Sunday, November 22, 2009

Ketika Teknologi Menjadi tuhan

Jika Abidah El-Khalieqy baru-baru ini menelurkan novel berjudul Perempuan Berkalung Sorban, maka di era modern ini tidak salah jika ada statement Manusia Berkalung Flash Disk, mengapa demikian? Ketergantungan manusia pada teknologi sudah mengakar kuat dan menjadi satu kesatuan utuh.
Perkembangan teknologi semakin hari tambah pesat, bak jamur dimusim hujan, sampai saat ini telah banyak memberi corak dan pola pikir yang beranekaragam dalam kehidupan manusia. Rasa ingin tahu yang merupakan fitrah manusia sejak lahir, selalu mendorong melahirkan pengetahuan baru.
Teknologi adalah hasil peradaban dan budaya manusia. Ironisnya, manusia bergantung kapada penciptaannya sendiri. Akibatnya, teknologi yang merupakan produk pikirnya sendiri telah menjelma menjadi tuhan—penulis tidak menggunakan ‘T’ besar yang berarti Yang Maha Esa. Kebergantungan manusia itu menempatkan teknologi pada dimensi Adi Kuasa (Super Power) yang mencengkram penciptanya sendiri. Sehingga lahirlah perbudakan modern.
Dewasa ini, muncul istilah digitalisasi yang diletarbelakangi pesatnya teknologi komputer dan jejaringan internet. Digitalisasi sebagai wujud revolusi dari teknologi telah membentuk “manusia” digital. Televisi, Hp, Komputer, Internet dlsb. bukanlah barang langka lagi. Tidak hanya di perkotaan, di pedesaan pun tidak sulit di temui.
Di daerah pedalaman, (baca; pedesaan) ada dua tempat yang menjadi sasara pengembangan teknologi. Pertama, pasar sebagai tempat interaksi jual-beli menjadi tempat strategis penyebarluasan teknologi. Kedua, pesantren yang sejak awal berdirinya jamak diketahui sebagai “kiblat” masyarakat juga menjadi area subur. Hanya dengan berorientasi pada dua tempat itu, teknologi sudah mengusai lapangan.
Krisis Sumber Daya Manusia (SDM) masyarakat pedesaan, menjadi nilai plus teknologi untuk mendobarak hukum adat dan norma yang selama ini mereka pegang teguh.

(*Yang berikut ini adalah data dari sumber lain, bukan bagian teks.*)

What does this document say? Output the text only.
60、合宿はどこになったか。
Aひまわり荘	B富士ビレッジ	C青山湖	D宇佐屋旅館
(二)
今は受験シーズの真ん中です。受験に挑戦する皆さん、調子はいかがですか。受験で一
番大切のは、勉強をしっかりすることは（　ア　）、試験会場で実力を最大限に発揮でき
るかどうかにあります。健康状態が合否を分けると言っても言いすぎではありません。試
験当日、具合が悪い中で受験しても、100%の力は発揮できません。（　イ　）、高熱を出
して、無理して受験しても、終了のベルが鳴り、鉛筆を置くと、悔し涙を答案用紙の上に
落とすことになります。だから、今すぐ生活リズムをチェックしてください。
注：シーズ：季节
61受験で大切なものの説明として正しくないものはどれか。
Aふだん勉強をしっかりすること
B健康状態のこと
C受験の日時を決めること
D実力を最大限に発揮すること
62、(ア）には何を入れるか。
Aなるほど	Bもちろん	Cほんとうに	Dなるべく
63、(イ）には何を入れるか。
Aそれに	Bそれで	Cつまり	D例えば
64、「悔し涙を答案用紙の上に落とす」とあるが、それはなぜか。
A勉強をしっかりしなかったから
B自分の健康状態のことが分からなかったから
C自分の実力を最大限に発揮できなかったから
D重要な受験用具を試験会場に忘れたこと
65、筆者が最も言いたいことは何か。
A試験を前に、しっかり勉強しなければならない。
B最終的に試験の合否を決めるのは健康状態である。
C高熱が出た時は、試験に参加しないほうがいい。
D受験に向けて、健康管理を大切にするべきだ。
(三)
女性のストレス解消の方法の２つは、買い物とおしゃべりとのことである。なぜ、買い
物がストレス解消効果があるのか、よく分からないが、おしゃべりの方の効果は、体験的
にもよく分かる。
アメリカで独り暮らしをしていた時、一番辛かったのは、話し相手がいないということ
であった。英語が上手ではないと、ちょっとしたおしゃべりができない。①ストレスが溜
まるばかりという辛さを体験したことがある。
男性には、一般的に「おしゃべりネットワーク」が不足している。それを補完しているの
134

Dulu, jika ada muda-mudi yang bukan muhrim-nya berjalan berpasangan menjadi hal sangat tabu, tidak menutup kemungkinan akan dihukum dengan adat yang berlakudi daerah tersebut. Tetapi kini, fenomena tersebut sudah lumrah, bahkan tidak sedikit dari orangtua mereka sendiri yang menyuruh melakukan demikian, asal tidak melewati batas. Mereka (baca; orangtua) ingin melihat putra-putrinya seperti yang dilihat di Televisi.
Pesantren sebagai institusi pembentukan moralitas, yang amat dekat dengan kehidupan masyarakat pun tidak lepas dari teknologi. Tidak sedikit pesantren yang berubah haluan dari Salafi menuju modern. Entah, apakah itu sebagai bentuk aplikasi dari Al-Muhafadza ‘Ala Qadim As-Salih Wa Al-Akhdi Bil Jadid Al-Aslah (memelihara yang lama yang baik dan mengambil hal baru yang lebih baik). Yang jelas perubahan tersebut juga telah merubah citra pesantren itu sendiri di mata masyarakat.
Jika pesantren juga telah dikuasai teknologi, lantas siapa yang pantas menjadi “kiblat” masyarakat?
Pada dasarnya, teknologi diciptakan sebagai alat untuk memudahkan manusia melakukan aktivitas sehari-hari. Namun, akibat krisis moral yang dimiliki, teknologi menjadi salah guna. Video, gambar, dan cerita-cerita yang bisa merusak mental tersimpan rapi dan terstruktur didalam memory yang hanya sebesaran jari telunjuk manusia atau sekecil kancing baju, sehingga mereka lebih mudah mengakses dan melihatnya kapan saja dan dimana saja.